For the full syntax of the RACDCERT MAP command, see RACDCERT MAP (Create mapping) in the z/OS.
Refresh the DIGTNMAP RACF class.
Enter the following RACF command for the changes to take effect:
```
SETROPTS RACLIST(DIGTNMAP) REFRESH
```
Ensure that the server is configured to require authentication for the request.
This can be set at various scopes in the server.xml configuration file:
- To require authentication globally for the server, set requireAuth="true" on the zosconnect_zosConnectManager element. For example,
```
<zosconnect_zosConnectManager requireAuth="true"... />
```
- To require authentication for all API requesters, which takes precedence over the global setting, set requireAuth="true" on the zosconnect_apiRequesters element. For example,
```
<zosconnect_apiRequesters requireAuth=“true”>
    <apiRequester ... />
</zosconnect_apiRequesters>
```
- To require authentication for a specific API requester that has the highest precedence set requireAuth="true" on the apiRequester element.

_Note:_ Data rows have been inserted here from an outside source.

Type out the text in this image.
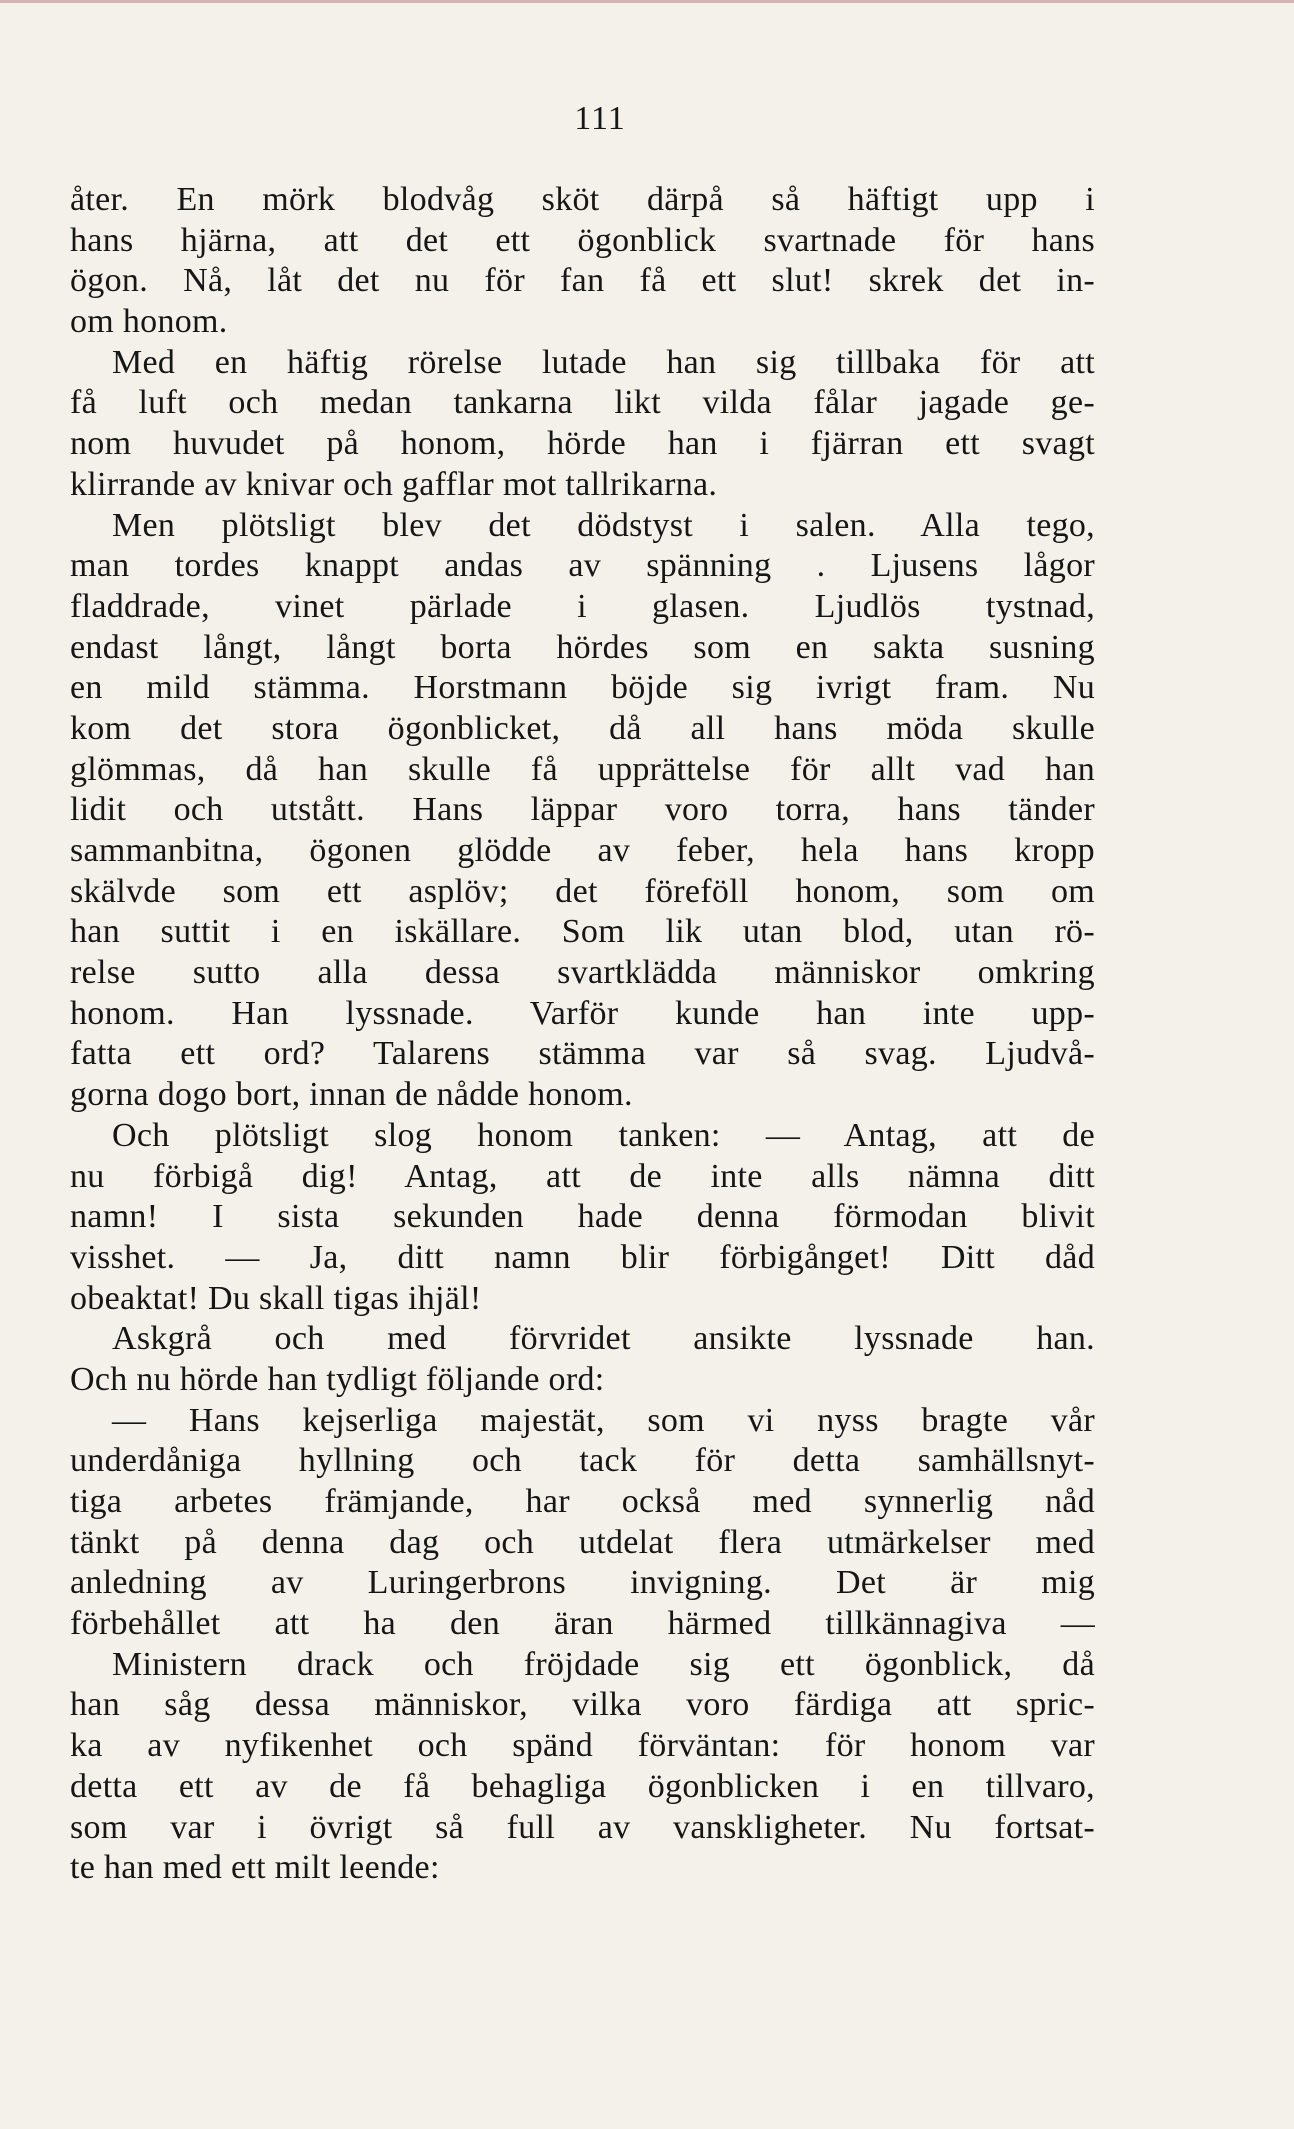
111
åter. En mörk blodvåg sköt därpå så häftigt upp i
hans hjärna, att det ett ögonblick svartnade för hans
ögon. Nå, låt det nu för fan få ett slut! skrek det in-
om honom.
Med en häftig rörelse lutade han sig tillbaka för att
få luft och medan tankarna likt vilda fålar jagade ge-
nom huvudet på honom, hörde han i fjärran ett svagt
klirrande av knivar och gafflar mot tallrikarna.
Men plötsligt blev det dödstyst i salen. Alla tego,
man tordes knappt andas av spänning . Ljusens lågor
fladdrade, vinet pärlade i glasen. Ljudlös tystnad,
endast långt, långt borta hördes som en sakta susning
en mild stämma. Horstmann böjde sig ivrigt fram. Nu
kom det stora ögonblicket, då all hans möda skulle
glömmas, då han skulle få upprättelse för allt vad han
lidit och utstått. Hans läppar voro torra, hans tänder
sammanbitna, ögonen glödde av feber, hela hans kropp
skälvde som ett asplöv; det föreföll honom, som om
han suttit i en iskällare. Som lik utan blod, utan rö-
relse sutto alla dessa svartklädda människor omkring
honom. Han lyssnade. Varför kunde han inte upp-
fatta ett ord? Talarens stämma var så svag. Ljudvå-
gorna dogo bort, innan de nådde honom.
Och plötsligt slog honom tanken: — Antag, att de
nu förbigå dig! Antag, att de inte alls nämna ditt
namn! I sista sekunden hade denna förmodan blivit
visshet. — Ja, ditt namn blir förbigånget! Ditt dåd
obeaktat! Du skall tigas ihjäl!
Askgrå och med förvridet ansikte lyssnade han.
Och nu hörde han tydligt följande ord:
— Hans kejserliga majestät, som vi nyss bragte vår
underdåniga hyllning och tack för detta samhällsnyt-
tiga arbetes främjande, har också med synnerlig nåd
tänkt på denna dag och utdelat flera utmärkelser med
anledning av Luringerbrons invigning. Det är mig
förbehållet att ha den äran härmed tillkännagiva —
Ministern drack och fröjdade sig ett ögonblick, då
han såg dessa människor, vilka voro färdiga att spric-
ka av nyfikenhet och spänd förväntan: för honom var
detta ett av de få behagliga ögonblicken i en tillvaro,
som var i övrigt så full av vanskligheter. Nu fortsat-
te han med ett milt leende:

For example,
```
<zosconnect_apiRequesters>
    <apiRequester name="Stock_Control" requireAuth="true"/>
 </zosconnect_apiRequesters>
```
Important: When the requireAuth attribute is specified at more than one scope, the value set on the apirequester element takes precedence over the value set on the zosconnect_apiRequesters element, which takes precedence over the value on the zosconnect_zosconnectManager element.
For more information about configuration elements, see zosConnect-2.0 Configuration elements in the Reference section.
Assign the mapped RACF user ID to the zosConnectAccess role.
Follow the instructions in the task How to configure the zosConnectAccess role with a SAF user registry.
Ensure that the Liberty profile angel process is running.
To use z/OS authorized services for SAF authentication and authorization, the Liberty profile angel process must be running for the server to connect to. In one of the prerequisite tasks listed in the Before you begin section, you created a started task to run the Liberty angel process and granted permission for the z/OS Connect Server to access it.
To start the angel process, start the associated started task. Enter the following MVS command from SDSF,
```
/S BAQZANGL
```
For more information about starting the angel process and checking that it started successfully, see Start the Angel process as a started task in Configuring the Liberty Angel process and z/OS authorized services.
Start, or restart the server if it was already running, to pick up the changes that are made to the RACF class profiles.

Results

The TLS client certificate is mapped to a RACF user ID, and is authorized to access z/OS Connect.

What to do next

You might now be interested in configuring more specific authorization. See the task How to configure authorization levels with a SAF user registry.